I set out to right this particular one of the World’s most heinous of wrongs, and it turns out (perhaps unsurprisingly) that there is hard evidence that you should include it. The reason I haven’t made the full post today is that I have to iron out a few last details in my spreadsheets, make them look half presentable for human consumption, and attempt to derive a simple formula from them as we did in the last post about calculating your savings rate (Hint: it’s not as simple as just including the net value of home equity into your Net Worth!).

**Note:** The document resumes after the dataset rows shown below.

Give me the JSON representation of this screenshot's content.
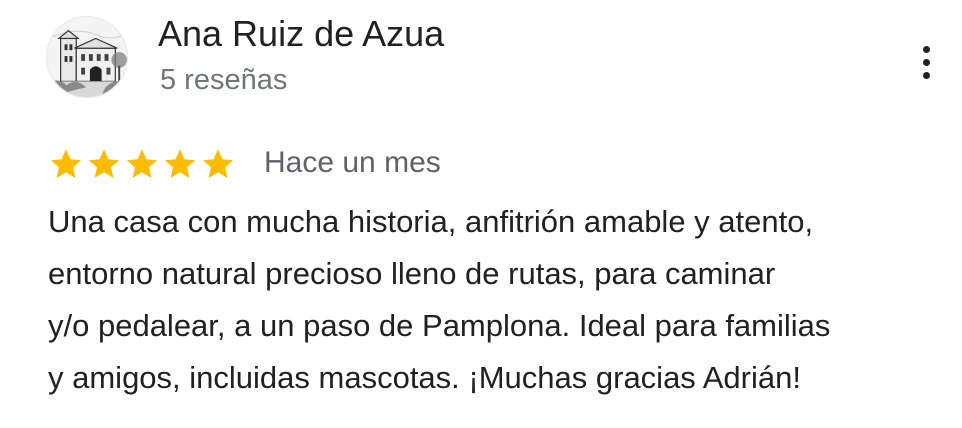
{
  "review": {
    "author_name": "Ana Ruiz de Azua",
    "author_reviews": "5 reseñas",
    "avatar_icon": "building-photo-avatar",
    "menu_icon": "more-vert-icon",
    "rating": 5,
    "rating_max": 5,
    "star_color": "#fbbc04",
    "time": "Hace un mes",
    "text_lines": [
      "Una casa con mucha historia, anfitrión amable y atento,",
      "entorno natural precioso lleno de rutas, para caminar",
      "y/o pedalear, a un paso de Pamplona. Ideal para familias",
      "y amigos, incluidas mascotas. ¡Muchas gracias Adrián!"
    ]
  }
}
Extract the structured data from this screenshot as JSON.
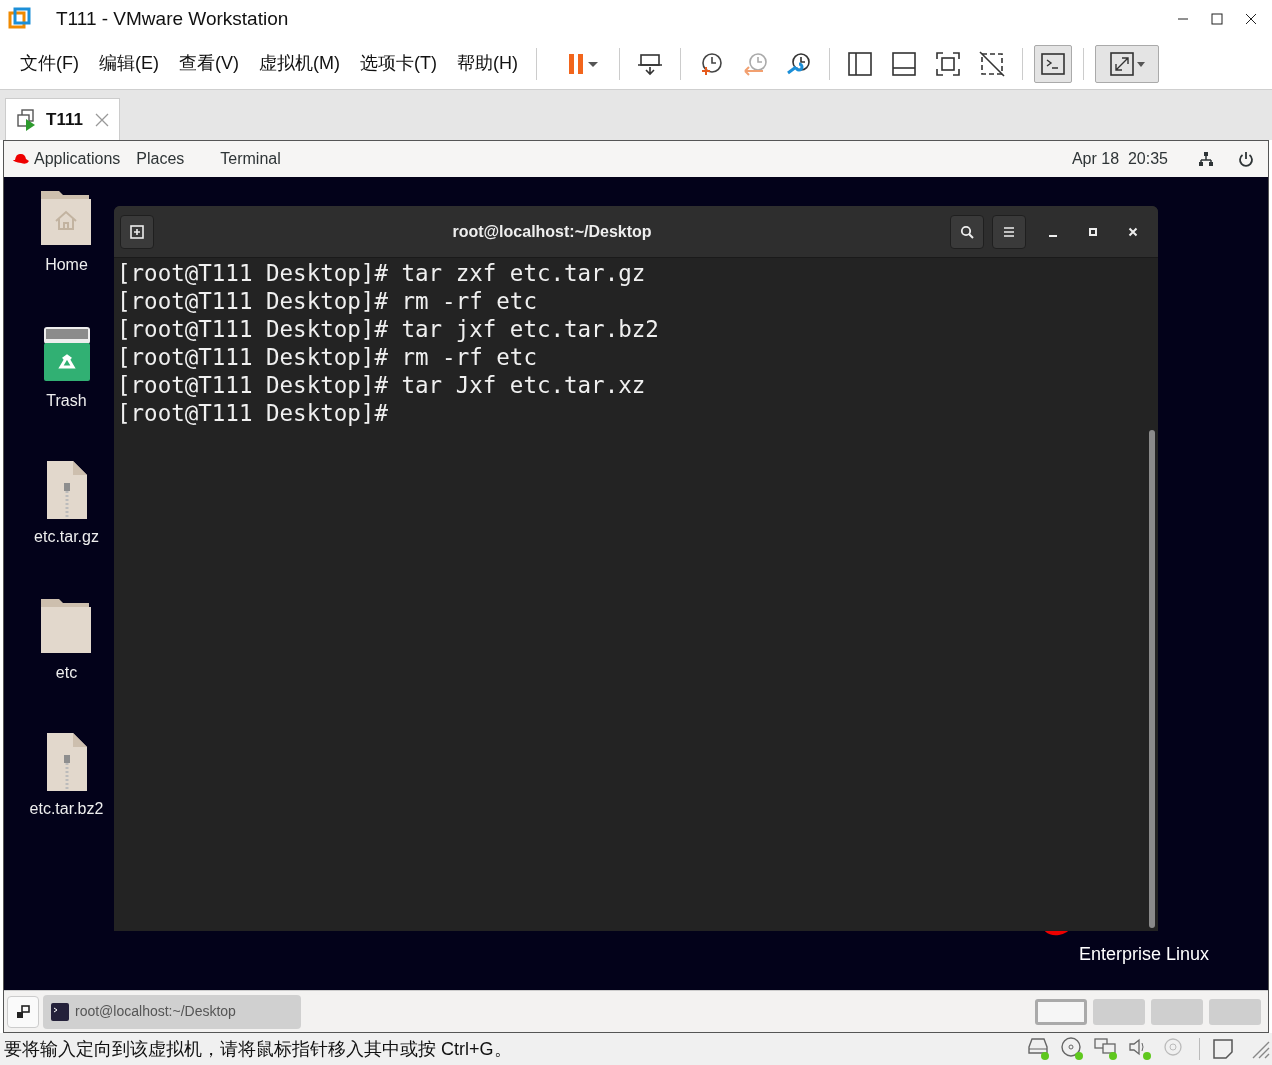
{
  "window": {
    "title": "T111 - VMware Workstation"
  },
  "menu": [
    "文件(F)",
    "编辑(E)",
    "查看(V)",
    "虚拟机(M)",
    "选项卡(T)",
    "帮助(H)"
  ],
  "toolbar": [
    {
      "kind": "pause"
    },
    {
      "kind": "sep"
    },
    {
      "kind": "send"
    },
    {
      "kind": "sep"
    },
    {
      "kind": "snap-take"
    },
    {
      "kind": "snap-revert"
    },
    {
      "kind": "snap-manage"
    },
    {
      "kind": "sep"
    },
    {
      "kind": "sidebar"
    },
    {
      "kind": "bottombar"
    },
    {
      "kind": "fullscreen"
    },
    {
      "kind": "unity"
    },
    {
      "kind": "sep"
    },
    {
      "kind": "console",
      "selected": true
    },
    {
      "kind": "sep"
    },
    {
      "kind": "stretch",
      "selected": true
    }
  ],
  "tabs": [
    {
      "label": "T111",
      "selected": true
    }
  ],
  "gnome_bar": {
    "menus": [
      "Applications",
      "Places",
      "Terminal"
    ],
    "clock": "Apr 18  20:35"
  },
  "desktop_icons": [
    {
      "kind": "home",
      "label": "Home"
    },
    {
      "kind": "trash",
      "label": "Trash"
    },
    {
      "kind": "archive",
      "label": "etc.tar.gz"
    },
    {
      "kind": "folder",
      "label": "etc"
    },
    {
      "kind": "archive",
      "label": "etc.tar.bz2"
    }
  ],
  "branding": [
    "Enterprise Linux"
  ],
  "terminal": {
    "title": "root@localhost:~/Desktop",
    "lines": [
      "[root@T111 Desktop]# tar zxf etc.tar.gz",
      "[root@T111 Desktop]# rm -rf etc",
      "[root@T111 Desktop]# tar jxf etc.tar.bz2",
      "[root@T111 Desktop]# rm -rf etc",
      "[root@T111 Desktop]# tar Jxf etc.tar.xz",
      "[root@T111 Desktop]#"
    ]
  },
  "taskbar": {
    "window": "root@localhost:~/Desktop",
    "workspaces": [
      {
        "selected": true
      },
      {
        "selected": false
      },
      {
        "selected": false
      },
      {
        "selected": false
      }
    ]
  },
  "status_bar": {
    "message": "要将输入定向到该虚拟机，请将鼠标指针移入其中或按 Ctrl+G。",
    "devices": [
      {
        "kind": "disk",
        "active": true
      },
      {
        "kind": "cd",
        "active": true
      },
      {
        "kind": "network",
        "active": true
      },
      {
        "kind": "sound",
        "active": true
      },
      {
        "kind": "camera",
        "active": false
      }
    ]
  }
}
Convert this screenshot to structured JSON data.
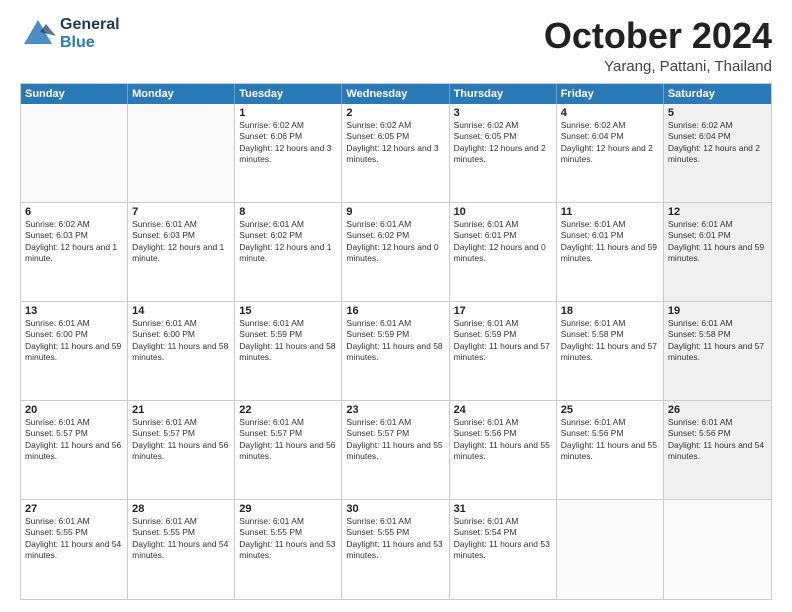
{
  "header": {
    "logo_general": "General",
    "logo_blue": "Blue",
    "month_title": "October 2024",
    "location": "Yarang, Pattani, Thailand"
  },
  "calendar": {
    "days_of_week": [
      "Sunday",
      "Monday",
      "Tuesday",
      "Wednesday",
      "Thursday",
      "Friday",
      "Saturday"
    ],
    "weeks": [
      [
        {
          "day": "",
          "empty": true
        },
        {
          "day": "",
          "empty": true
        },
        {
          "day": "1",
          "sunrise": "6:02 AM",
          "sunset": "6:06 PM",
          "daylight": "12 hours and 3 minutes."
        },
        {
          "day": "2",
          "sunrise": "6:02 AM",
          "sunset": "6:05 PM",
          "daylight": "12 hours and 3 minutes."
        },
        {
          "day": "3",
          "sunrise": "6:02 AM",
          "sunset": "6:05 PM",
          "daylight": "12 hours and 2 minutes."
        },
        {
          "day": "4",
          "sunrise": "6:02 AM",
          "sunset": "6:04 PM",
          "daylight": "12 hours and 2 minutes."
        },
        {
          "day": "5",
          "shaded": true,
          "sunrise": "6:02 AM",
          "sunset": "6:04 PM",
          "daylight": "12 hours and 2 minutes."
        }
      ],
      [
        {
          "day": "6",
          "sunrise": "6:02 AM",
          "sunset": "6:03 PM",
          "daylight": "12 hours and 1 minute."
        },
        {
          "day": "7",
          "sunrise": "6:01 AM",
          "sunset": "6:03 PM",
          "daylight": "12 hours and 1 minute."
        },
        {
          "day": "8",
          "sunrise": "6:01 AM",
          "sunset": "6:02 PM",
          "daylight": "12 hours and 1 minute."
        },
        {
          "day": "9",
          "sunrise": "6:01 AM",
          "sunset": "6:02 PM",
          "daylight": "12 hours and 0 minutes."
        },
        {
          "day": "10",
          "sunrise": "6:01 AM",
          "sunset": "6:01 PM",
          "daylight": "12 hours and 0 minutes."
        },
        {
          "day": "11",
          "sunrise": "6:01 AM",
          "sunset": "6:01 PM",
          "daylight": "11 hours and 59 minutes."
        },
        {
          "day": "12",
          "shaded": true,
          "sunrise": "6:01 AM",
          "sunset": "6:01 PM",
          "daylight": "11 hours and 59 minutes."
        }
      ],
      [
        {
          "day": "13",
          "sunrise": "6:01 AM",
          "sunset": "6:00 PM",
          "daylight": "11 hours and 59 minutes."
        },
        {
          "day": "14",
          "sunrise": "6:01 AM",
          "sunset": "6:00 PM",
          "daylight": "11 hours and 58 minutes."
        },
        {
          "day": "15",
          "sunrise": "6:01 AM",
          "sunset": "5:59 PM",
          "daylight": "11 hours and 58 minutes."
        },
        {
          "day": "16",
          "sunrise": "6:01 AM",
          "sunset": "5:59 PM",
          "daylight": "11 hours and 58 minutes."
        },
        {
          "day": "17",
          "sunrise": "6:01 AM",
          "sunset": "5:59 PM",
          "daylight": "11 hours and 57 minutes."
        },
        {
          "day": "18",
          "sunrise": "6:01 AM",
          "sunset": "5:58 PM",
          "daylight": "11 hours and 57 minutes."
        },
        {
          "day": "19",
          "shaded": true,
          "sunrise": "6:01 AM",
          "sunset": "5:58 PM",
          "daylight": "11 hours and 57 minutes."
        }
      ],
      [
        {
          "day": "20",
          "sunrise": "6:01 AM",
          "sunset": "5:57 PM",
          "daylight": "11 hours and 56 minutes."
        },
        {
          "day": "21",
          "sunrise": "6:01 AM",
          "sunset": "5:57 PM",
          "daylight": "11 hours and 56 minutes."
        },
        {
          "day": "22",
          "sunrise": "6:01 AM",
          "sunset": "5:57 PM",
          "daylight": "11 hours and 56 minutes."
        },
        {
          "day": "23",
          "sunrise": "6:01 AM",
          "sunset": "5:57 PM",
          "daylight": "11 hours and 55 minutes."
        },
        {
          "day": "24",
          "sunrise": "6:01 AM",
          "sunset": "5:56 PM",
          "daylight": "11 hours and 55 minutes."
        },
        {
          "day": "25",
          "sunrise": "6:01 AM",
          "sunset": "5:56 PM",
          "daylight": "11 hours and 55 minutes."
        },
        {
          "day": "26",
          "shaded": true,
          "sunrise": "6:01 AM",
          "sunset": "5:56 PM",
          "daylight": "11 hours and 54 minutes."
        }
      ],
      [
        {
          "day": "27",
          "sunrise": "6:01 AM",
          "sunset": "5:55 PM",
          "daylight": "11 hours and 54 minutes."
        },
        {
          "day": "28",
          "sunrise": "6:01 AM",
          "sunset": "5:55 PM",
          "daylight": "11 hours and 54 minutes."
        },
        {
          "day": "29",
          "sunrise": "6:01 AM",
          "sunset": "5:55 PM",
          "daylight": "11 hours and 53 minutes."
        },
        {
          "day": "30",
          "sunrise": "6:01 AM",
          "sunset": "5:55 PM",
          "daylight": "11 hours and 53 minutes."
        },
        {
          "day": "31",
          "sunrise": "6:01 AM",
          "sunset": "5:54 PM",
          "daylight": "11 hours and 53 minutes."
        },
        {
          "day": "",
          "empty": true
        },
        {
          "day": "",
          "empty": true
        }
      ]
    ]
  }
}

Another very important point to note is that by including some proxy value for house equity into your Net Worth calculation, you must also consider that a similar proxy value for principle payments must be included as part of your savings, which will affect the calculation we did in the above article. For those of you who struggled through that behemoth of a post and made it to the end, apologies, but I will have to make an (hopefully very small) amendment to it, so you might have to go back and have another read of that as well when Monday comes. 🙂

Anyway, just so you can see where I am going with this, I ran a simulation of numbers for theFIRErat whereby he saved 50% of his income from the exact point he signed up for a 25 year mortgage. These are very convenient numbers because a 50% savings rate means you will retire in exactly 25 years. So, having run the numbers, I noted that when he retires and his mortgage expires, his monthly expenses drop dramatically (no mortgage left to pay). The sensible thing for the rat to do would therefore be to work out how much he needs to cover his non-mortgage expenses and then continue saving until he has that much, plus enough to pay off the rest of his mortgage.

At that point he can quit his job, which is turns out is a whole six and a half years earlier than what we are told if we follow the straight up rule of a 50% savings rate equating to 25 years of bondage to the corporate ‘cuffs.

Clearly this is not an insignificant amount of time!

So there is my conclusive proof 🙂 that we have to include (a proxy value for) house equity in our calculations for Net Worth, but you will have to tune in on Monday to read the full findings, and hopefully a simple derived formula to calculate that proxy value.

In the mean time, I hope you have a scintillating weekend my lovely readers!